Australian supply chain integrity and blockchain company Security Matters (ASX: SMX) aims to commercialise its trace technology for diamonds through an agreement signed this week with Canada’s Trifecta Industries Inc.
Trifecta specialises in the development and commercialisation of new technologies in the diamond industry and through its various affiliates, has produced some of the world’s finest cut and polished loose diamonds.
Security Matters’ technology is believed to have considerable potential to increase traceability and transparency throughout the diamond supply chain.
It offers protection against fraud and theft, and claims to provide a clear traceable path for each diamond from mine to consumer.
Under the terms of the agreement, Trifecta will invest $708,000 in four tranches over a 10-month period to commercialise and scale a patented technology developed by Security Matters for the diamond industry.

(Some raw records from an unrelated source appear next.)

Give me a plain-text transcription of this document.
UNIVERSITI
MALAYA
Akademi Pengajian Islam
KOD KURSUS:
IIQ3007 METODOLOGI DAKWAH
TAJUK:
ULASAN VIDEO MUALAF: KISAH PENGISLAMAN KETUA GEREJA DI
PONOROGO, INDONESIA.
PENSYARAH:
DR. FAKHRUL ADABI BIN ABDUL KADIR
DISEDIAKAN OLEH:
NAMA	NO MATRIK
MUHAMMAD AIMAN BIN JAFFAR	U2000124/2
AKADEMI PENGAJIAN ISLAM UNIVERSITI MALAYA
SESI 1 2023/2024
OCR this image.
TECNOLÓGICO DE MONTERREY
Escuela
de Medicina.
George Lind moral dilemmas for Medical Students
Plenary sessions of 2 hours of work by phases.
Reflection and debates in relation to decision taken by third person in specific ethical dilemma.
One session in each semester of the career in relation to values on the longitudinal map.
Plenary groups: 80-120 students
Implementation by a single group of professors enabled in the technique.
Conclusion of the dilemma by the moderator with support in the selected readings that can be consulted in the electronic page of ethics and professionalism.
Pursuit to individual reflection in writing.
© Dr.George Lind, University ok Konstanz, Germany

The agreement will be executed through a joint venture company shared 50:50 between Security Matters and Trifecta.
Trifecta will use the company as a vehicle to commercialise and scale Security Matters’ technology through its existing diamond industry network.
The companies are aiming to make a commercial solution available to preferred strategic customers by mid-2020.
Security Matters founder and chief executive officer Haggai Alon said the partnership with Trifecta would be a valuable step in the development of trace technology.
“This agreement is [the] next step towards commercialising our identification technology for diamonds from mines all the way to the end consumer,” he said.
“We have enjoyed a strong relationship with Trifecta over more than two years, and we are excited [the company] recognises the huge potential of our technology.”
The agreement with Trifecta is the latest in a string of good news stories for Security Matters.
This week, the company announced it had delivered strong progress during the March quarter and developed a number of “commercially-meaningful relationships” with several international organisations.
The company said it remained committed to leveraging those relationships to secure further collaboration agreements and proof-of-concept projects in order to deliver on its business model and commercialise its technology.
Also during the quarter, Security Matters completed an oversubscribed placement raising $6.2 million before costs – double the minimum subscription – at $0.50 per share to institutional and sophisticated investors.
The placement was completed at more than double the IPO price, demonstrating strong growth and support from the market and enabling the company to roll out its commercialisation strategy with large international companies.
At mid-afternoon, shares in Security Matters were up 35.14% to $0.50.